Kubo Takanori, Zhelev Zhivko, Ohba Hideki, Bakalova Rumiana
On-Site Sensing and Diagnosis Research Laboratory, AIST-Kyushu, Tosu, Japan.
Oligonucleotides. 2007 Winter;17(4):445-64. doi: 10.1089/oli.2007.0096.
The present study describes improved properties of 27-nt dsRNAs over 21-nt siRNAs, and accents on the possibility to use their modifications and conjugates for direct long-term gene silencing in viable cells and animals, avoiding conventional transfectants. Using a Renilla Luciferase gene-silencing system and cultured cell lines, we established that 27-nt dsRNAs possessed about three to five times higher "long-term" RNAi activity than 21-nt siRNAs and 21-nt dsRNAs. Moreover, if RNA duplexes were preincubated with cell-cultured medium for several hours before their transfection in cells, 21-mer completely lost its RNAi effect, while 27-mer, its amino modifications, thiol modifications, and cholesterol conjugates manifested a strong gene silencing. In attempts to clarify the reason(s) for the higher RNAi activity of 27-nt dsRNAs, we found that they were approximately 100 times more stable than 21-nt siRNA and 21-nt dsRNA in cell-cultured medium supplemented with 10% inactivated serum, approximately 50 times more stable in 90% inactivated serum, and approximately six times more stable in active serum. The 5' sense modification was selected as the most stable, accessible to Dicer, and with highest RNAi potential. The RNAi activity of 5' sense modifications was higher even than the activity of nonmodified 27-nt dsRNA. The 5' sense amino modification also did not influence the activity of 21-nt siRNA, right overhang 25/27-nt (R25D/27), and 25D/27-nt RNAs. The stability of 5' sense modified R25D/27-nt and 25D/27-nt RNAs in serum was lower than that of blunt 27-nt dsRNA. However, these asymmetric RNAs were more active than modified and nonmodified blunt 27-nt dsRNAs, which demonstrates the superiority of the asymmetric design. The 5' sense modifications were considered as most appropriate for conjugation with small signal molecules to facilitate the intracellular delivery of RNA duplex, to preserve its RNAi capacity, and to ensure a possibility for rapid long-term gene silencing in viable cells and animals. The 5' sense conjugation with cholesterol approved this assumption.

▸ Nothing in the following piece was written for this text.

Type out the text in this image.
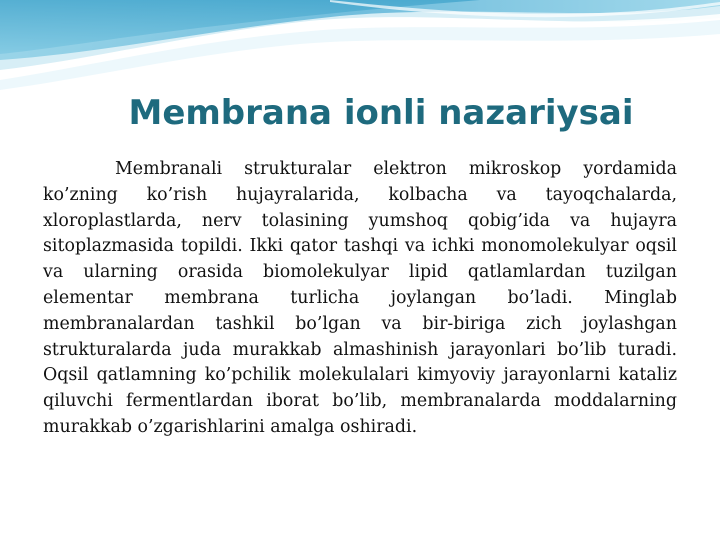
Membrana ionli nazariysai

Membranali strukturalar elektron mikroskop yordamida ko’zning ko’rish hujayralarida, kolbacha va tayoqchalarda, xloroplastlarda, nerv tolasining yumshoq qobig’ida va hujayra sitoplazmasida topildi. Ikki qator tashqi va ichki monomolekulyar oqsil va ularning orasida biomolekulyar lipid qatlamlardan tuzilgan elementar membrana turlicha joylangan bo’ladi. Minglab membranalardan tashkil bo’lgan va bir-biriga zich joylashgan strukturalarda juda murakkab almashinish jarayonlari bo’lib turadi. Oqsil qatlamning ko’pchilik molekulalari kimyoviy jarayonlarni kataliz qiluvchi fermentlardan iborat bo’lib, membranalarda moddalarning murakkab o’zgarishlarini amalga oshiradi.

本研究描述了27个核苷酸的双链RNA(dsRNAs)相较于21个核苷酸的小干扰RNA(siRNAs)具有改进的特性,并着重指出利用其修饰物和缀合物在活细胞和动物中实现直接长期基因沉默的可能性,而无需使用传统的转染剂。通过使用海肾荧光素酶基因沉默系统和培养的细胞系,我们确定27个核苷酸的dsRNAs具有比21个核苷酸的siRNAs和21个核苷酸的dsRNAs高约三到五倍的“长期”RNA干扰活性。此外,如果在将RNA双链体转染到细胞之前,先将其与细胞培养基预孵育数小时,21聚体完全失去其RNA干扰效应,而27聚体、其氨基修饰物、硫醇修饰物和胆固醇缀合物则表现出强烈的基因沉默作用。为了阐明27个核苷酸的dsRNAs具有更高RNA干扰活性的原因,我们发现它们在补充有10%灭活血清的细胞培养基中比21个核苷酸的siRNA和21个核苷酸的dsRNA稳定约100倍,在90%灭活血清中稳定约50倍,在活性血清中稳定约6倍。5'正义链修饰被选为最稳定、可被Dicer酶识别且具有最高RNA干扰潜力的修饰。5'正义链修饰的RNA干扰活性甚至高于未修饰的27个核苷酸的dsRNA。5'正义链氨基修饰也不影响21个核苷酸的siRNA、右悬端25/27个核苷酸(R25D/27)和25D/27个核苷酸RNA的活性。5'正义链修饰的R25D/27个核苷酸和25D/27个核苷酸RNA在血清中的稳定性低于平头27个核苷酸的dsRNA。然而,这些不对称RNA比修饰和未修饰的平头27个核苷酸的dsRNAs更具活性,这证明了不对称设计的优越性。5'正义链修饰被认为最适合与小信号分子缀合,以促进RNA双链体的细胞内递送,保持其RNA干扰能力,并确保在活细胞和动物中实现快速长期基因沉默的可能性。5'正义链与胆固醇的缀合证实了这一假设。